Doge will use AI to assess responses of federal workers who were told to justify their jobs via email
Responses to the Elon Musk-directed email to government employees about what work they had accomplished in the last week will reportedly be fed into an artificial intelligence system to determine whether their jobs are necessary, three sources with knowledge of the system have told NBC News.
The information will go into an LLM (Large Language Model), an advanced AI system that looks at huge amounts of text data to understand, generate and process human language, the sources said. The AI system will determine whether someone’s work is mission-critical or not.
Musk’s threats that federal employees could be fired if they failed to reply to the email caused mass confusion on Monday, as workers struggled with how – or whether – to respond. Several government agencies, including the FBI Pentagon, and state department, told their employees not to respond.
Musk repeated the threat on Monday evening, writing on X, which he owns: “Subject to the discretion of the President, they will be given another chance. Failure to respond a second time will result in termination.”
Three House Republicans signal opposition to GOP budget plan ahead of vote
As of this morning, three House Republicans, have signaled their opposition to the budget resolution. The Republican majority is so narrow that should they vote against, and should all Democrats be present and also vote against, Mike Johnson’s budget plan is doomed.

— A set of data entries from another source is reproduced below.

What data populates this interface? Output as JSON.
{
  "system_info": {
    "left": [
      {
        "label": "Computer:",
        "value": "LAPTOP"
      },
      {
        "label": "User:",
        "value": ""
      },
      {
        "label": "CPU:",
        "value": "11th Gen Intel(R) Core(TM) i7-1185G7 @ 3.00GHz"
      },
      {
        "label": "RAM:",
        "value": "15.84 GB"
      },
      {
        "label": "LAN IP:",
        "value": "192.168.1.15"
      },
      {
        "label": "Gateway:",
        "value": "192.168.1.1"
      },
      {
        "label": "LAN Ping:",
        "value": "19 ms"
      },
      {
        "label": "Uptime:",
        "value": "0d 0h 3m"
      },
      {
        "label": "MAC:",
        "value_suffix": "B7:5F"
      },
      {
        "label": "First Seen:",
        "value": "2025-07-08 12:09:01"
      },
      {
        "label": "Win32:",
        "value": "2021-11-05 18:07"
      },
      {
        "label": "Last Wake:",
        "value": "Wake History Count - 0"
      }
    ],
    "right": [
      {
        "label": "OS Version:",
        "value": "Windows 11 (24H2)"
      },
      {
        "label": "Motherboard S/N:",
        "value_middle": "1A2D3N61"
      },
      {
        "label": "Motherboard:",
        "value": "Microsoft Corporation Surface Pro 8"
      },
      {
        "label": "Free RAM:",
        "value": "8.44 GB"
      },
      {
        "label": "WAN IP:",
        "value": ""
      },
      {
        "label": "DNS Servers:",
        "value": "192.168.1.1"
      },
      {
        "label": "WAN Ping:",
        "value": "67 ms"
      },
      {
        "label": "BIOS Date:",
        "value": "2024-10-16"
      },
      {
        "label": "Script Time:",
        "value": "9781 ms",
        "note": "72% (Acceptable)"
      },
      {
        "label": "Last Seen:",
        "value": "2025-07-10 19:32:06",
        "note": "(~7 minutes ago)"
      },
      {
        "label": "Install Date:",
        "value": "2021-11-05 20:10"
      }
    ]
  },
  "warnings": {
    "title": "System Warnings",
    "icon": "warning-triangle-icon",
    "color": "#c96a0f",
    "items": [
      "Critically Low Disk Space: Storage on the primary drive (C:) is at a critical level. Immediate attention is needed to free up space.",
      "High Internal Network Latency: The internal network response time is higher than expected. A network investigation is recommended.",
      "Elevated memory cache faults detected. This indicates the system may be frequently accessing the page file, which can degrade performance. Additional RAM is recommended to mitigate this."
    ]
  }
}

Victoria Spartz, Tim Burchett and Thomas Massie have said they are opposed as they want deeper spending cuts, but still plan to speak to GOP leadership ahead of the vote. Massie wrote on X on Monday:
If the Republican budget passes, the deficit gets worse, not better.

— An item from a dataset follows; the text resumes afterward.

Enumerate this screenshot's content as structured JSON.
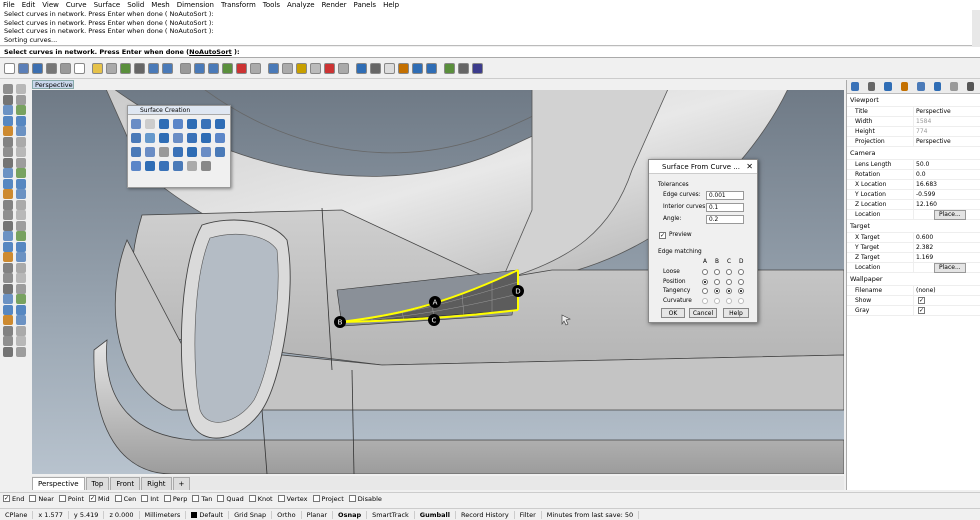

Others like Warren Davidson have said they want answers about a government funding deal before they can vote for the budget resolution. Davidson posted on X on Monday:
Let’s be clear. There is no path to pass the @HouseGOP budget plan until it includes the plan for ALL spending. The current plan skips 3/14 altogether. Until that is addressed, there is no viable path to pass the budget resolution.
Jeff Van Drew, a Trump loyalist, told Time Magazine he’s prepared to vote against the budget resolution as the proposed cuts to Medicaid are too extreme. He said he called the president to express his opposition to the plan.
I told him I very well may not vote for this, and I’m certainly waiting until the last minute to see if some changes can be made, because I’m very unhappy.
Van Drew added that they’re “aligned” on not wanting to cut people’s access to health care, but the New Jersey Republican also said Trump didn’t ask him to support the budget resolution.
Other centrist Republicans remain undecided.